The global economic has seen a slowdown activity especially in past two years due to the COVID-19 pandemic. Countries have issued stimulus measures, which included low interest rates and large-scale government spending, that led to an increase in the money supply and the potential of inflation. Supply chain disruptions caused by the pandemic eventually prompted increasing costs for goods and services, which also contributed to inflation.
Before countries managed to recover from the economic slowdown, Russia President Vladimir Putin invaded Ukraine on February 24, 2022. This invasion has worsened the economic situation worldwide due to rising energy costs.
“This has caused very high inflation in many countries, this is the worst in the last 40 years,” Finance Minister Sri Mulyani Indrawati said in December 2022.
The World Bank’s latest Global Economic Prospects report says the global growth is slowing sharply due to elevated inflation, higher interest rates, reduced investment, and disruptions caused by Russia’s invasion of Ukraine. The global economy is projected to grow by 1.7% in 2023 and 2.7% in 2024. The sharp downturn in growth is expected to be widespread, with forecasts in 2023 revised down for 95% of advanced economies and nearly 70% of emerging market and developing economies.
IMF World Economic Outlook 2022
Every year, the International Monetary Fund (IMF) makes economic growth projections from various countries, including inflation for the current year and the next year, as one of the economic indicators.
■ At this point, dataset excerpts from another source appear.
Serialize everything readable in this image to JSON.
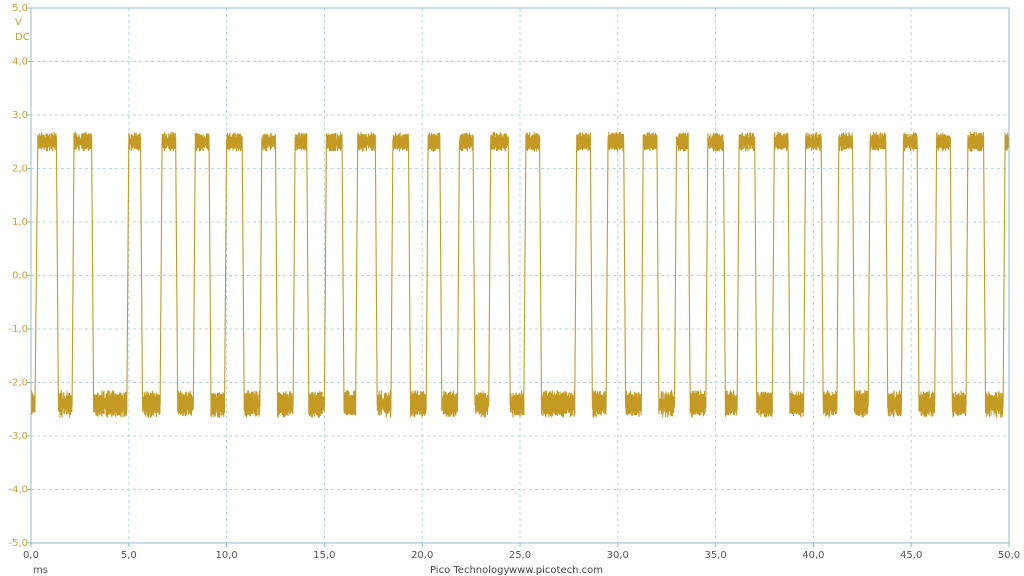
{
  "chart_data": {
    "type": "line",
    "title": "",
    "x_unit": "ms",
    "y_unit": "V",
    "y_coupling": "DC",
    "xlim": [
      0,
      50
    ],
    "ylim": [
      -5,
      5
    ],
    "grid": true,
    "x_ticks": [
      "0,0",
      "5,0",
      "10,0",
      "15,0",
      "20,0",
      "25,0",
      "30,0",
      "35,0",
      "40,0",
      "45,0",
      "50,0"
    ],
    "y_ticks": [
      "5,0",
      "4,0",
      "3,0",
      "2,0",
      "1,0",
      "0,0",
      "-1,0",
      "-2,0",
      "-3,0",
      "-4,0",
      "-5,0"
    ],
    "series": [
      {
        "color": "#c49a22",
        "high_level": 2.5,
        "low_level": -2.4,
        "noise_band": 0.25,
        "x": [
          0.0,
          0.2,
          0.35,
          1.3,
          1.4,
          2.1,
          2.2,
          3.1,
          3.2,
          4.9,
          5.0,
          5.6,
          5.7,
          6.6,
          6.7,
          7.4,
          7.5,
          8.3,
          8.4,
          9.1,
          9.2,
          9.9,
          10.0,
          10.8,
          10.9,
          11.7,
          11.8,
          12.5,
          12.6,
          13.4,
          13.5,
          14.1,
          14.2,
          15.0,
          15.1,
          15.9,
          16.0,
          16.6,
          16.7,
          17.6,
          17.7,
          18.4,
          18.5,
          19.3,
          19.4,
          20.2,
          20.3,
          20.9,
          21.0,
          21.8,
          21.9,
          22.6,
          22.7,
          23.4,
          23.5,
          24.4,
          24.5,
          25.2,
          25.3,
          26.0,
          26.1,
          27.8,
          27.9,
          28.6,
          28.7,
          29.4,
          29.5,
          30.3,
          30.4,
          31.2,
          31.3,
          32.0,
          32.1,
          32.9,
          33.0,
          33.6,
          33.7,
          34.5,
          34.6,
          35.4,
          35.5,
          36.1,
          36.2,
          37.0,
          37.1,
          37.9,
          38.0,
          38.7,
          38.8,
          39.5,
          39.6,
          40.4,
          40.5,
          41.2,
          41.3,
          42.0,
          42.1,
          42.8,
          42.9,
          43.7,
          43.8,
          44.5,
          44.6,
          45.3,
          45.4,
          46.2,
          46.3,
          47.0,
          47.1,
          47.8,
          47.9,
          48.7,
          48.8,
          49.7,
          49.8,
          50.0
        ],
        "levels": [
          "low",
          "low",
          "high",
          "high",
          "low",
          "low",
          "high",
          "high",
          "low",
          "low",
          "high",
          "high",
          "low",
          "low",
          "high",
          "high",
          "low",
          "low",
          "high",
          "high",
          "low",
          "low",
          "high",
          "high",
          "low",
          "low",
          "high",
          "high",
          "low",
          "low",
          "high",
          "high",
          "low",
          "low",
          "high",
          "high",
          "low",
          "low",
          "high",
          "high",
          "low",
          "low",
          "high",
          "high",
          "low",
          "low",
          "high",
          "high",
          "low",
          "low",
          "high",
          "high",
          "low",
          "low",
          "high",
          "high",
          "low",
          "low",
          "high",
          "high",
          "low",
          "low",
          "high",
          "high",
          "low",
          "low",
          "high",
          "high",
          "low",
          "low",
          "high",
          "high",
          "low",
          "low",
          "high",
          "high",
          "low",
          "low",
          "high",
          "high",
          "low",
          "low",
          "high",
          "high",
          "low",
          "low",
          "high",
          "high",
          "low",
          "low",
          "high",
          "high",
          "low",
          "low",
          "high",
          "high",
          "low",
          "low",
          "high",
          "high",
          "low",
          "low",
          "high",
          "high",
          "low",
          "low",
          "high",
          "high",
          "low",
          "low",
          "high",
          "high",
          "low",
          "low",
          "high",
          "high",
          "low",
          "low"
        ]
      }
    ]
  },
  "footer": {
    "brand": "Pico Technology",
    "url": "www.picotech.com"
  },
  "colors": {
    "trace": "#c49a22",
    "y_axis_text": "#c9a332",
    "grid": "#b9d7e0",
    "frame": "#8fbfcc"
  }
}
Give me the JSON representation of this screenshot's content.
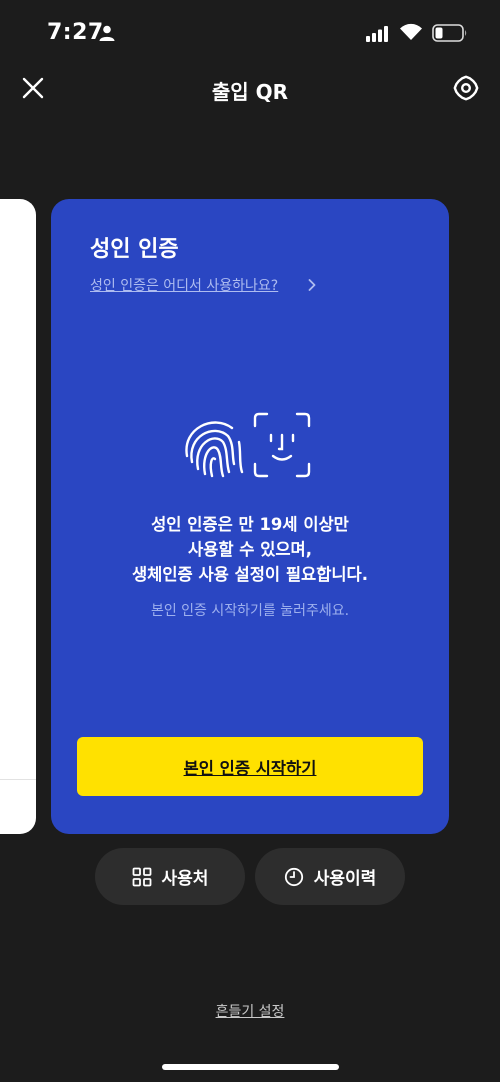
{
  "status_bar": {
    "time": "7:27"
  },
  "header": {
    "title": "출입 QR",
    "close_icon": "close-icon",
    "settings_icon": "gear-icon"
  },
  "card": {
    "title": "성인 인증",
    "link": "성인 인증은 어디서 사용하나요?",
    "message_lines": [
      "성인 인증은 만 19세 이상만",
      "사용할 수 있으며,",
      "생체인증 사용 설정이 필요합니다."
    ],
    "hint": "본인 인증 시작하기를 눌러주세요.",
    "start_button": "본인 인증 시작하기",
    "icon": "fingerprint-face-id-icon"
  },
  "bottom_actions": {
    "places": "사용처",
    "history": "사용이력"
  },
  "shake_setting": "흔들기 설정",
  "colors": {
    "background": "#1c1c1c",
    "card": "#2a46c2",
    "button": "#ffe100",
    "pill": "#2d2d2d"
  }
}
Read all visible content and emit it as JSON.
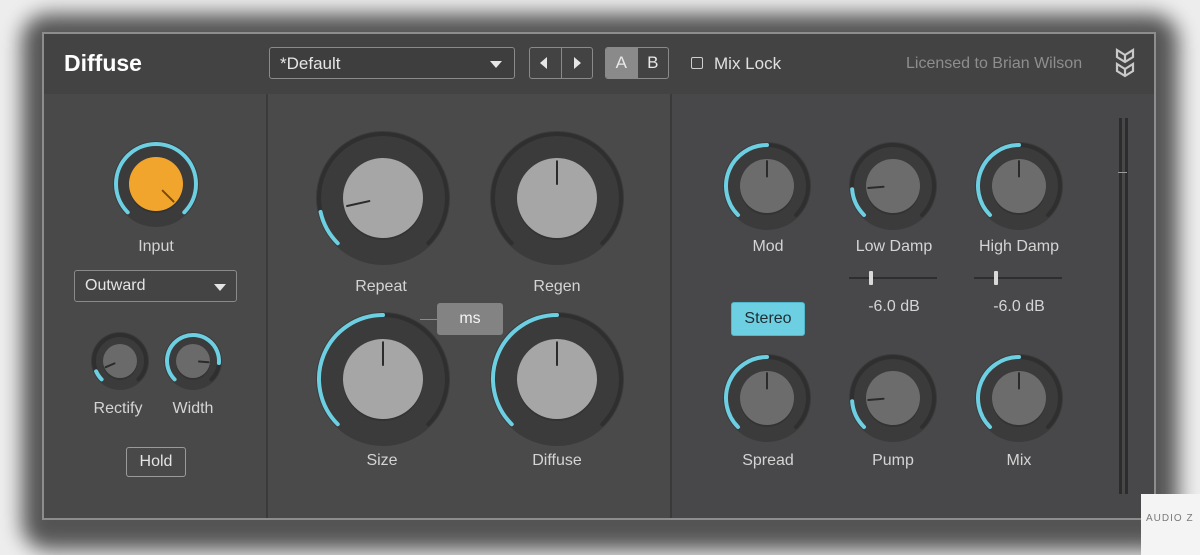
{
  "header": {
    "title": "Diffuse",
    "preset": "*Default",
    "ab": {
      "a": "A",
      "b": "B"
    },
    "mix_lock_label": "Mix Lock",
    "mix_lock_checked": false,
    "license": "Licensed to Brian Wilson"
  },
  "left_panel": {
    "input_label": "Input",
    "direction_select": "Outward",
    "rectify_label": "Rectify",
    "width_label": "Width",
    "hold_label": "Hold"
  },
  "center_panel": {
    "repeat_label": "Repeat",
    "ms_label": "ms",
    "regen_label": "Regen",
    "size_label": "Size",
    "diffuse_label": "Diffuse"
  },
  "right_panel": {
    "mod_label": "Mod",
    "stereo_label": "Stereo",
    "low_damp_label": "Low Damp",
    "low_damp_value": "-6.0 dB",
    "low_damp_level": 0.25,
    "high_damp_label": "High Damp",
    "high_damp_value": "-6.0 dB",
    "high_damp_level": 0.25,
    "spread_label": "Spread",
    "pump_label": "Pump",
    "mix_label": "Mix"
  },
  "watermark": "AUDIO Z",
  "colors": {
    "accent": "#6dcfe2",
    "input_knob": "#f2a52d",
    "panel": "#4a4a4b",
    "header": "#434344"
  },
  "icons": {
    "logo": "diffuse-logo-icon",
    "preset_dropdown": "caret-down-icon",
    "prev": "triangle-left-icon",
    "next": "triangle-right-icon"
  }
}
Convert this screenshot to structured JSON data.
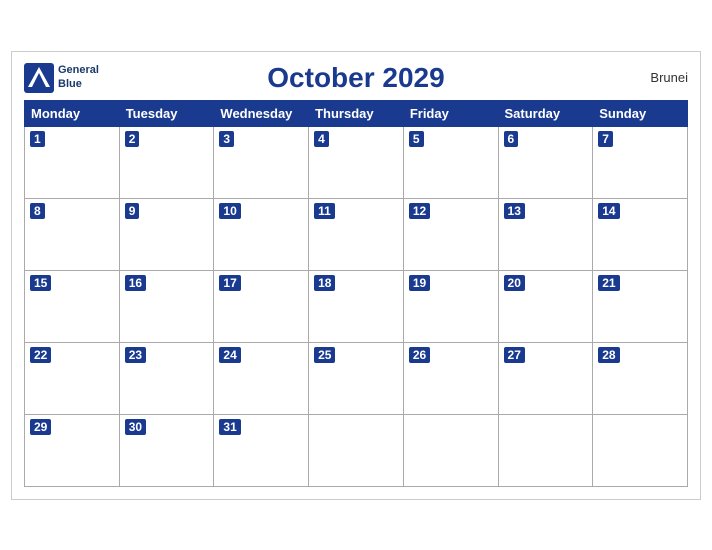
{
  "header": {
    "title": "October 2029",
    "country": "Brunei",
    "logo_line1": "General",
    "logo_line2": "Blue"
  },
  "weekdays": [
    "Monday",
    "Tuesday",
    "Wednesday",
    "Thursday",
    "Friday",
    "Saturday",
    "Sunday"
  ],
  "weeks": [
    [
      1,
      2,
      3,
      4,
      5,
      6,
      7
    ],
    [
      8,
      9,
      10,
      11,
      12,
      13,
      14
    ],
    [
      15,
      16,
      17,
      18,
      19,
      20,
      21
    ],
    [
      22,
      23,
      24,
      25,
      26,
      27,
      28
    ],
    [
      29,
      30,
      31,
      null,
      null,
      null,
      null
    ]
  ]
}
IMF Managing Director Kristalina Georgieva has made a statement at the closing of the 2022 IMF Annual Meetings in Washington D.C., requesting its 190 member countries to prepare for the “severe storm” of the global economic crisis that is just around the corner.
According to the IMF’s World Economic Outlook (WEO) in October 2022, there are 5 countries that have the highest inflation rate in the world:
Zimbabwe is a country with the highest inflation in the world of 284.9% (year-on-year/yoy) in October 2022. The inflation rate increased from 98.5% in 2021.
It worsened amid high inflation and unemployment due to lack of food and energy sources from the outbreak of war between Russia and Ukraine and exacerbated by bad government policies and corruption.
With the highest inflation rate of 210% (year-on-year/yoy) in October 2022, inflation rate in the country drastically decreased from the previous year of 690%.
It happened due to the government’s inability to manage state finances such as the costs of various programs for the welfare of its people. This resulted in large expenditures of funds as the government continued to print large amounts of money and borrow more money from China and Russia.
Lebanon’s annual inflation rate increased to 162.47% in October 2022. It was caused by increasing prices for a number of elements such as food and beverages, housing and equipment, transportation, home appliances, and health.
Based on data, Sudan’s annual inflation rate reached 154.9% (year-on-year/yoy) in October 2022. It decreased compared to the previous year, which was 359.1%. The political turmoil in the country as well as the COVID-19 pandemic added to the reason.
- Republic of Turkiye
Turkey’s annual inflation rate increased to 85.51% in October 2022, the highest since 1997, due to the interest rate cut by 500 basis points. The exchange rate of the Turkish lira has slumped amid soaring food and energy prices on the global markets and the frequent replacement of the Governor of the Central Bank.
2023 world inflation rate projection + solutions
Global inflation forecast rises from 4.7% in 2021 to 8.8% in 2022 but to decline to 6.5% in 2023 and to 4.1% by 2024 due to the cost-of-living crisis, tightening financial conditions in most regions, Russia’s invasion of Ukraine, and the lingering COVID-19 pandemic. These factors make a huge impact in the projections of the world’s inflation.
According to Trading Economics, the 2023 inflation rate projections for Zimbabwe, Venezuela, Lebanon, Sudan, and Republic of Turkiye would look like these:
In order for these 5 countries, as well as other countries, to survive the 2023 recession, their monetary policy should remain on course to restore price stability. Meanwhile the fiscal policy should aim to relieve the cost-of-living pressures while remain sufficiently tight in line with the monetary policy.
Structural reforms can help fight inflation by increasing productivity and relieving supply restraints, while multilateral cooperation is required to advance the green energy transition and avoid dissolution.